I have already mentioned that, to a polychron, it is acceptable (and even desirable) to be late, but there is a lot more. Polychrons consider a schedule to be less important than interpersonal relations. So they will, for example, be glad to stop what they are doing to talk to someone, or take a phone call, or to send email. Although polychrons like to handle more than one task at a time, they won't care if someone interrupts them during their work time or even during their break time. To a polychron, all time is the same, and they tend not to separate their work time from their personal time.
Although I live in a monochronic country, I know many polychrons. To my eye, they seem to enjoy their lives a lot more than the majority of monochrons, who live in a highly demanding world that rarely seems to let them relax and just be who they really are.
Perhaps being a polychron in a monochronic country isn't all that bad.

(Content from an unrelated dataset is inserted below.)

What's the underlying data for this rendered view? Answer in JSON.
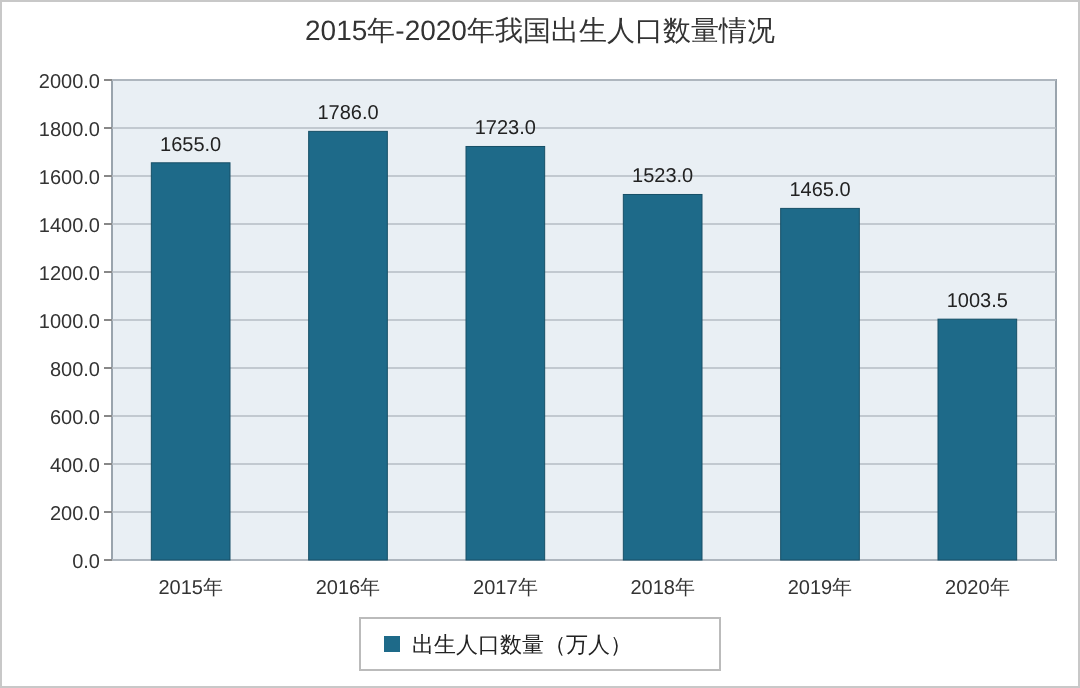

You get to watch all the busy bees around you, planning, scheduling, and working hard, making sure that the many things that need to be done are done and done on time, which means that you get all the advantages (and there are many) of living in a monochronic society.
Moreover, as long as you can finesse your way around the demands of punctuality and mandatory deadlines, you can work when you want to, on whatever it is that interests you at that moment. Since you don't need to make an artificial distinction between your work and the rest of your life, you have no need to separate what you think from what you feel. Thus, you can live your life with a great deal of passion, much of which will find its way into your work.
No wonder I feel as if I am always on vacation!